Les personnages sont pour la plupart les habitants d’un modeste immeuble berlinois, assemblage plutôt hétéroclite conçu comme une sorte de microcosme de la société de l’époque : bourreaux, victimes, spectateurs, insoumis, auxquels viennent s’ajouter, venus de l’extérieur, quelques individus exerçant des "métiers essentiels" : policiers, espions, délateurs, membres de la Gestapo. En quelque sorte, le roman fait la chronique du nazisme ordinaire. Les caractères sont un peu archétypaux, comme si l’auteur avait entrepris de peindre une sorte de Comédie humaine centrée sur la représentation de types d’hommes. Ici, pas de conflits idéologiques, pas de grandes théories, mais plutôt des réactions viscérales, spontanées : il s’agit d’affirmer brutalement sa volonté de puissance, de profiter lâchement d’une bonne fortune ou de refuser tout compromis avec l’infamie, juste parce qu’il est impossible de faire autrement.

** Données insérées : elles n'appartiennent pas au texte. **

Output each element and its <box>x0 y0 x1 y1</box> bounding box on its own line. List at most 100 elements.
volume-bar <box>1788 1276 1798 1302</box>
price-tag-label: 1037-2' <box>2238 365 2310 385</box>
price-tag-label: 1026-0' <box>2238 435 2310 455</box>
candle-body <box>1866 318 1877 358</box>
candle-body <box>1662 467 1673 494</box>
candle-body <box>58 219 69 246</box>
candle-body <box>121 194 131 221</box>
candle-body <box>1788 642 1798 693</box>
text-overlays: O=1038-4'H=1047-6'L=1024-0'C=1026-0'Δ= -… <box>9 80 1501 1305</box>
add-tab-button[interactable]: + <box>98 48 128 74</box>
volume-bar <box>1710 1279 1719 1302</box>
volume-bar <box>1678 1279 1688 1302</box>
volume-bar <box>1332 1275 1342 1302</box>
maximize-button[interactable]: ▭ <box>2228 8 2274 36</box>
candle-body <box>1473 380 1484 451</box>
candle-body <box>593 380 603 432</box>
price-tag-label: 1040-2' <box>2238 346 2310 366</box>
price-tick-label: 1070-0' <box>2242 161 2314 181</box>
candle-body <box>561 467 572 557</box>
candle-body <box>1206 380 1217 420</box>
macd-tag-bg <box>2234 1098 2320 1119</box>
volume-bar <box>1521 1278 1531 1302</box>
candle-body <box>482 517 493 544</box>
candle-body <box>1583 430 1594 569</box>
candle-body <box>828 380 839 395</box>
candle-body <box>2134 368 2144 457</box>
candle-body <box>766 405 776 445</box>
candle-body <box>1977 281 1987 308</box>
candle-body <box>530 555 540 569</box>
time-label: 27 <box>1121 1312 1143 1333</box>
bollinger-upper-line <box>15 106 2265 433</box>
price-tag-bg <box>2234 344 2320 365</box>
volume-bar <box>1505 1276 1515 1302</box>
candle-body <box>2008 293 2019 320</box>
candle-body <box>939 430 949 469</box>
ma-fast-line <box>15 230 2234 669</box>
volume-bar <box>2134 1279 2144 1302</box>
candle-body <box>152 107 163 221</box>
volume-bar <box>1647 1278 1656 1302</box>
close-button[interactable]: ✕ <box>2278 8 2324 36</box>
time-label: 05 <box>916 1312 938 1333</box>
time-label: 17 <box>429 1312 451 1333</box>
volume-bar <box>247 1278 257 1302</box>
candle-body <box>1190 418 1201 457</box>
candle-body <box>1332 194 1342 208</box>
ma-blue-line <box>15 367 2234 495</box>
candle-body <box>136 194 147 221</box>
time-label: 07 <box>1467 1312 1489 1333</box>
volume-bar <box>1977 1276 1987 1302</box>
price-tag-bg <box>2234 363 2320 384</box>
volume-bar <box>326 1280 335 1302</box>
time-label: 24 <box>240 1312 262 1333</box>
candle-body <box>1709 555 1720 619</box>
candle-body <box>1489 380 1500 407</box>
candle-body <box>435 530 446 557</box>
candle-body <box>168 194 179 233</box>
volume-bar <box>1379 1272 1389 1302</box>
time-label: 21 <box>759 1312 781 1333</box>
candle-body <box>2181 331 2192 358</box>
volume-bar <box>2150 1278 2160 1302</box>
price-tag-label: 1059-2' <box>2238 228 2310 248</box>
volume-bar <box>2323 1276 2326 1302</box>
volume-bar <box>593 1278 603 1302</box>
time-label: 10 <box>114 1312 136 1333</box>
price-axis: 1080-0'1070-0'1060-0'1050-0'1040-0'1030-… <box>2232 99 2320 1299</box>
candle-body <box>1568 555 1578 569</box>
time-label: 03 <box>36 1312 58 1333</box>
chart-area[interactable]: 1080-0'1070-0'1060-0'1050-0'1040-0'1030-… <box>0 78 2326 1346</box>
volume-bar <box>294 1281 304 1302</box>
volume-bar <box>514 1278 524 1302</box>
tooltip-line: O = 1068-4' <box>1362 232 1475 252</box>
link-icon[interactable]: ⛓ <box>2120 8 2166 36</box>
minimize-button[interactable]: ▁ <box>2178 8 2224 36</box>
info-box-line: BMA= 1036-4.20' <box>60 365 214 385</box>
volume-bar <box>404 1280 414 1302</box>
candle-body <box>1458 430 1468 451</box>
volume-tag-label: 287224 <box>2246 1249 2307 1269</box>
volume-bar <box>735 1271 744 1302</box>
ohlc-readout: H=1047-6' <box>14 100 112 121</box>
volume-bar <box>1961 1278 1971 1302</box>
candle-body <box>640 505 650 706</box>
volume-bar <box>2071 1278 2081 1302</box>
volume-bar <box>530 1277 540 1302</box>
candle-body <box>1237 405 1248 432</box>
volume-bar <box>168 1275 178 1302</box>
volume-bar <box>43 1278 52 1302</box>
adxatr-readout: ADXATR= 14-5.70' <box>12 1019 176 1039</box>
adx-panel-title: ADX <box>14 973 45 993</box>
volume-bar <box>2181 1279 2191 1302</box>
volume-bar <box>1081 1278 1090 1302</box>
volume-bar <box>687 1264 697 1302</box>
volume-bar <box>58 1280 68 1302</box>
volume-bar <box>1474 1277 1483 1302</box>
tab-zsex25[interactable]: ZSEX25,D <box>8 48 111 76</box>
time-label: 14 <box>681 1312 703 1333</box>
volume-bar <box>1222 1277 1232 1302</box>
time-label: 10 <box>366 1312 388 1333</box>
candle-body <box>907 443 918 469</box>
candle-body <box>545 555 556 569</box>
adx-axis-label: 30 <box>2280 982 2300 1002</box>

L’essentiel de l’intrigue tourne autour d’un projet aussi fou que dérisoire, tant l’enjeu paraît bien maigre par rapport aux risques encourus. C’est un drame personnel qui pousse à agir les principaux protagonistes, personnages par ailleurs inspirés d’une histoire réelle. A la mort de leur fils unique, les yeux d’Otto Quangel, ouvrier modèle, taciturne et sans histoire et ceux de son épouse Anna se décillent : non seulement la guerre est une abomination mais les exactions dont ils avaient peu conscience jusque-là leur paraissent désormais intolérables, de même que la manipulation de masse qu’impose le régime. Une situation qu’ils entendent dénoncer au moyen de cartes postales anonymes appelant à la résistance, déposées au hasard dans des immeubles très fréquentés.
S’il n’est pas le seul dans le roman à s’opposer à la barbarie, s’il ne détient pas le monopole de la force morale, Otto, par son entreprise de conversion, par sa force tranquille, par le sacrifice librement consenti de sa vie pour que triomphe son message, acquiert une dimension messianique. Le lecteur le suit dans son périlleux parcours, assiste à son chemin de croix, l’accompagne dans son "jardin de Gethsémani", lorsque s’insinuent en lui l’angoisse et le doute à l’annonce que la plupart de ses cartes ont été servilement rapportées à la Gestapo. Pas nécessairement d’ailleurs parce qu’elles n’ont obtenu aucun écho dans les consciences, mais bien parce que la terreur règne en maître dans cette communauté où tout le monde épie tout le monde. Mais s’il n’a fait au total que peu d’adeptes, Otto sait depuis le début qu’il n’est pas nécessaire d’espérer pour entreprendre. Il sait aussi que son exemple possède une valeur de témoignage : capable de regarder sans trembler la mort en face, il se définit comme un être libre face à ses accusateurs, si bien que son procès, devenu celui du régime, devient en quelque sorte jubilatoire. Cette liberté inaltérable et indomptable résonne comme une Bonne Nouvelle au cœur des ténèbres, apporte l’espérance qu’un autre monde est possible et que la vie finira par triompher. Une note d’optimisme qu’on retrouvera d’ailleurs à la fin de ce roman poignant et empli d’humanisme.